Supporters of the bill include companies and organisations such as Microsoft, Intel, the Institute of Electrical and Electronics Engineers (IEEE), and the Semiconductor Industry Association.
“The IDEA Act would not only make it easier for U.S. companies to hire the workforce they need but will address the concerns of foreign-born workers who must deal with the challenges and uncertainties of the immigration system,” an Intel spokesperson said in a statement.
For Microsoft, the bill would “modernise the employment-based green card system to streamline permanent residence for well educated, highly skilled professionals so that they can continue to drive ideas into innovations in order to create jobs in the U.S. as opposed to other countries,” according to a statement emailed to Firstpost. “Making educated professionals and their employers wait through a green card backlog that can last a decade, as they must today, is self-defeating and not in the long-term interests of our country.”
The pros and cons
But for Norm Matloff, a UC Davis computer science professor who is a long-time critic of the H-1B visa program, the IDEA Act is no panacea.

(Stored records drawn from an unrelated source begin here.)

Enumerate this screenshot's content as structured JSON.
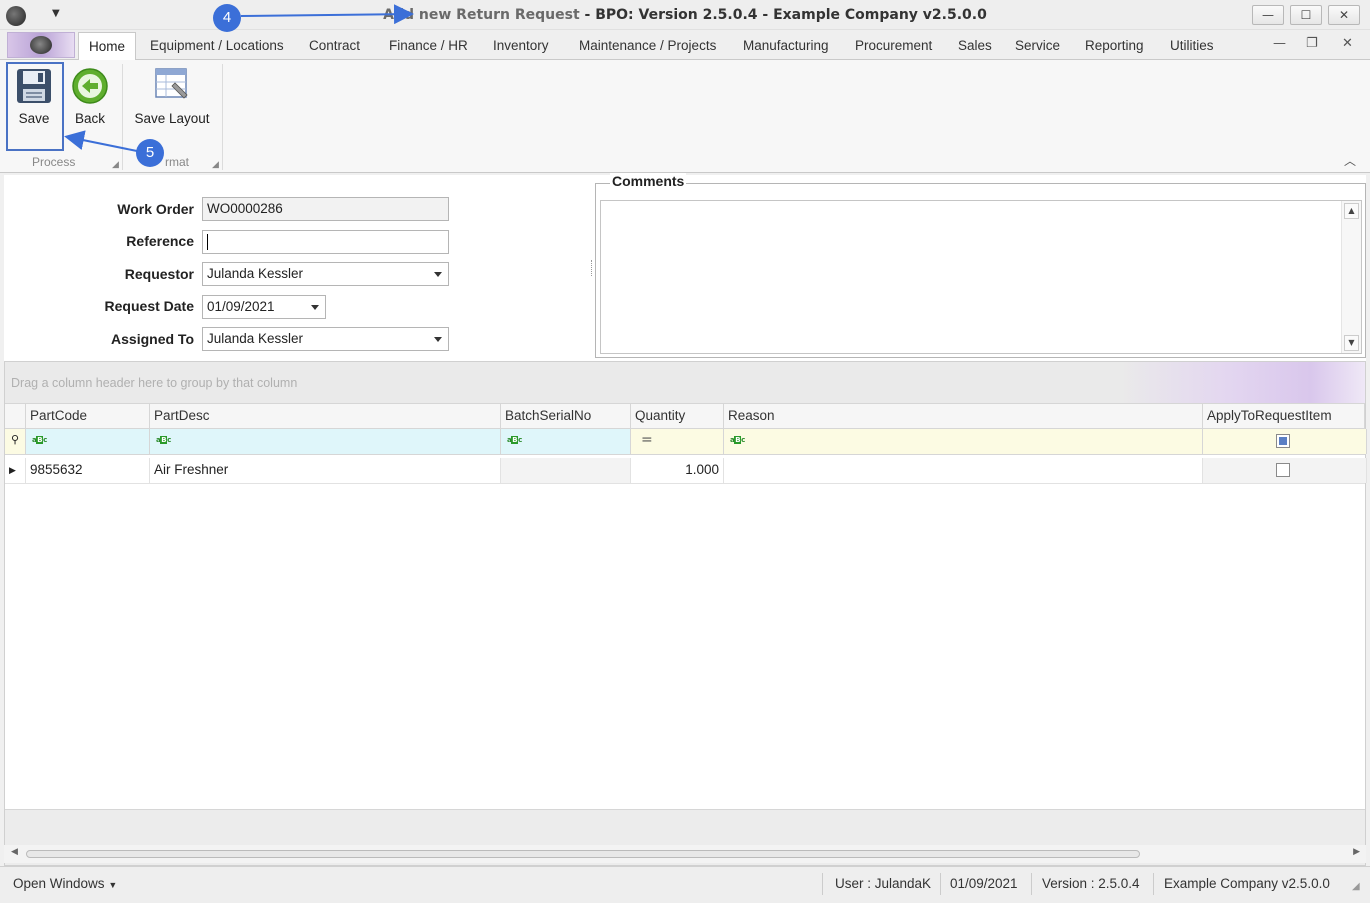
{
  "window": {
    "title_prefix": "Add new Return Request",
    "title_main": "BPO: Version 2.5.0.4 - Example Company v2.5.0.0",
    "title_sep": " - ",
    "minimize": "—",
    "maximize": "☐",
    "close": "✕"
  },
  "menu_tabs": [
    "Home",
    "Equipment / Locations",
    "Contract",
    "Finance / HR",
    "Inventory",
    "Maintenance / Projects",
    "Manufacturing",
    "Procurement",
    "Sales",
    "Service",
    "Reporting",
    "Utilities"
  ],
  "ribbon": {
    "save": "Save",
    "back": "Back",
    "save_layout": "Save Layout",
    "group_process": "Process",
    "group_format": "rmat"
  },
  "form": {
    "work_order_label": "Work Order",
    "work_order": "WO0000286",
    "reference_label": "Reference",
    "reference": "",
    "requestor_label": "Requestor",
    "requestor": "Julanda Kessler",
    "request_date_label": "Request Date",
    "request_date": "01/09/2021",
    "assigned_to_label": "Assigned To",
    "assigned_to": "Julanda Kessler",
    "comments_label": "Comments"
  },
  "grid": {
    "group_hint": "Drag a column header here to group by that column",
    "columns": [
      "PartCode",
      "PartDesc",
      "BatchSerialNo",
      "Quantity",
      "Reason",
      "ApplyToRequestItem"
    ],
    "rows": [
      {
        "PartCode": "9855632",
        "PartDesc": "Air Freshner",
        "BatchSerialNo": "",
        "Quantity": "1.000",
        "Reason": "",
        "ApplyToRequestItem": false
      }
    ]
  },
  "status": {
    "open_windows": "Open Windows",
    "user": "User : JulandaK",
    "date": "01/09/2021",
    "version": "Version : 2.5.0.4",
    "company": "Example Company v2.5.0.0"
  },
  "annotations": {
    "step4": "4",
    "step5": "5"
  },
  "colors": {
    "accent": "#3b6fd8",
    "filter_cyan": "#dff6fa",
    "filter_yellow": "#fcfbe3"
  }
}
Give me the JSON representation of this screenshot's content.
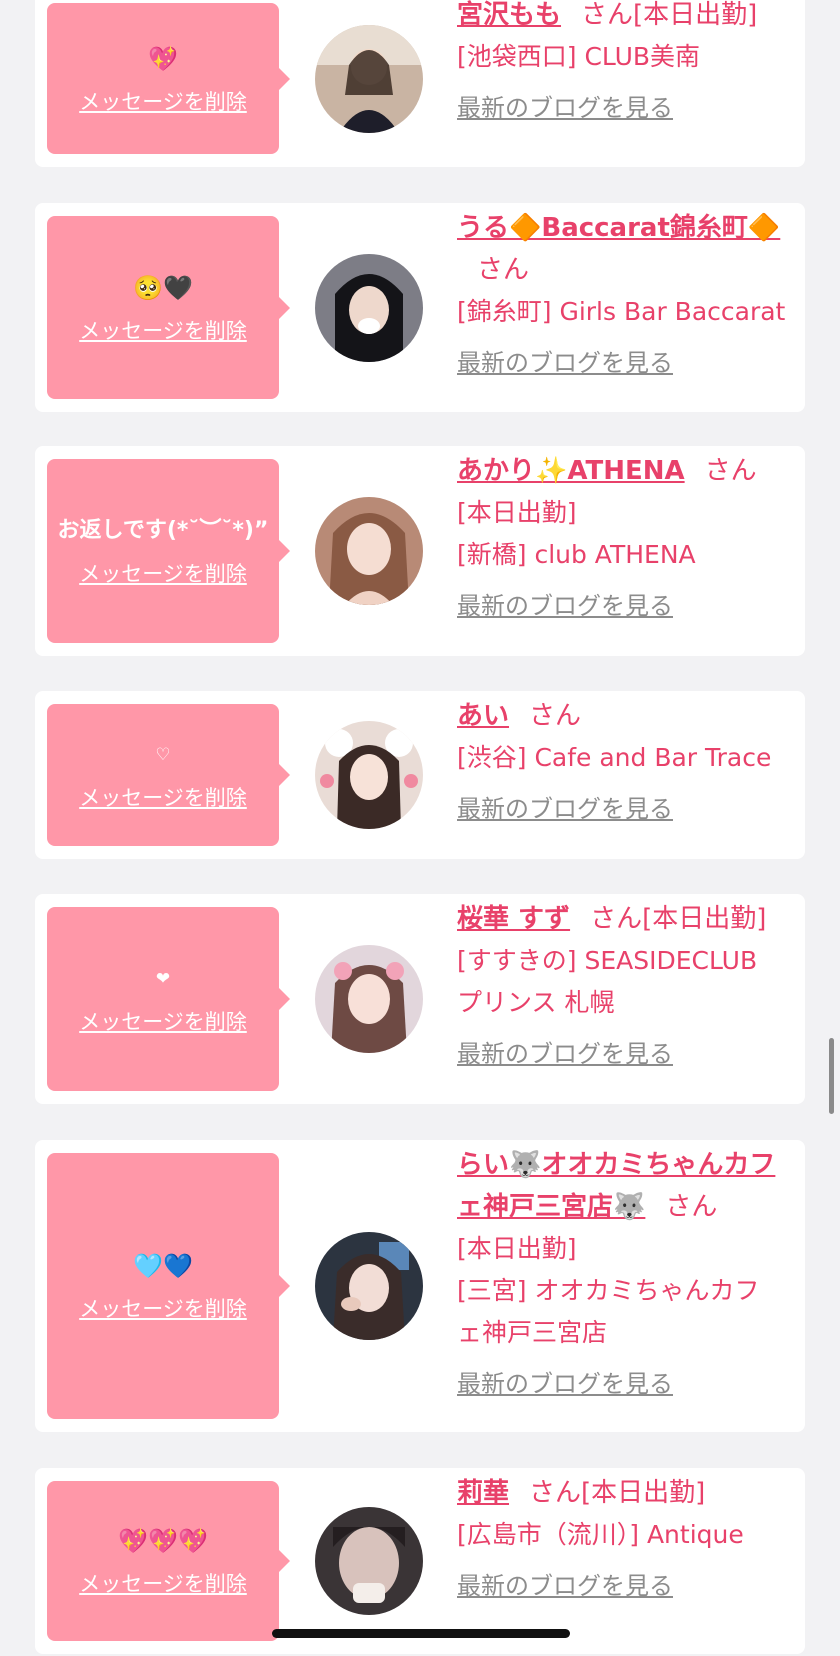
{
  "colors": {
    "accent": "#e8416a",
    "bubble": "#ff97a8",
    "link_gray": "#8c8c8c",
    "background": "#f2f2f4"
  },
  "san_label": "さん",
  "delete_label": "メッセージを削除",
  "blog_label": "最新のブログを見る",
  "cards": [
    {
      "message": "💖",
      "name": "宮沢もも",
      "suffix": "[本日出勤]",
      "lines": [
        "[池袋西口] CLUB美南"
      ]
    },
    {
      "message": "🥺🖤",
      "name": "うる🔶Baccarat錦糸町🔶",
      "suffix": "",
      "lines": [
        "[錦糸町] Girls Bar Baccarat"
      ]
    },
    {
      "message": "お返しです(*˘︶˘*)”",
      "name": "あかり✨ATHENA",
      "suffix": "",
      "lines": [
        "[本日出勤]",
        "[新橋] club ATHENA"
      ]
    },
    {
      "message": "♡",
      "name": "あい",
      "suffix": "",
      "lines": [
        "[渋谷] Cafe and Bar Trace"
      ]
    },
    {
      "message": "❤",
      "name": "桜華 すず",
      "suffix": "[本日出勤]",
      "lines": [
        "[すすきの] SEASIDECLUB",
        "プリンス 札幌"
      ]
    },
    {
      "message": "🩵💙",
      "name": "らい🐺オオカミちゃんカフェ神戸三宮店🐺",
      "suffix": "",
      "lines": [
        "[本日出勤]",
        "[三宮] オオカミちゃんカフ",
        "ェ神戸三宮店"
      ]
    },
    {
      "message": "💖💖💖",
      "name": "莉華",
      "suffix": "[本日出勤]",
      "lines": [
        "[広島市（流川）] Antique"
      ]
    }
  ]
}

“No bill by Zoe Lofgren will address my concerns,” he said. “She’s a very nice person, but it’s clear where her loyalties lie, and that is with the employers and not with the workers.”
Matloff takes issue with various aspects of the skilled-labour immigration policy, but he is especially concerned with the potential for companies to hire foreign-born workers at depressed wages using loopholes under the current workplace visa program.
He said he is “glad to see” that the bill takes aim at this problem by requiring H-1B visas to go to the highest paying employers first. But he finds the provision that creates a three-tiered prevailing wage scheme lacking, and argued that salaries should be based on the overall wage median of a profession.
He is also especially opposed to awarding green cards to some foreign-born students. “It’s not justified,” he said. “I’m about to come out with an article on that very point, refuting the notion that foreign students are somehow all geniuses. They’re the same as Americans in nearly every statistical way.”
Meanwhile, Vivek Wadhwa, an immigration and entrepreneurship scholar with Duke, Harvard and UC Berkeley, said he is “very enthusiastic” about the Lofgren legislation. “The bill is very comprehensive,” he said. “It is tackling some of the biggest issues head on, and coming up with good solutions.”
Wadhwa is particularly pleased with the portion of the bill that alleviates the backlog for green card holders. “There are hundreds of thousands of Indians and Chinese waiting for green cards,” he noted.
He said his one quibble with the IDEA Act was that it does not make it easy enough for innovators to remain in the country. Still, because he believes the Lofgren bill addresses a number of fundamental issues, he is throwing his weight behind the legislation. “You win some, you lose some,” he said.
But given that immigration is such a hot-button topic, he’s not expecting any policy miracles. “It’s great what Lofgren is doing,” he said. “It’s comprehensive. I’m not optimistic it will pass, but in politics, you never know. It’s a Hail Mary pass.”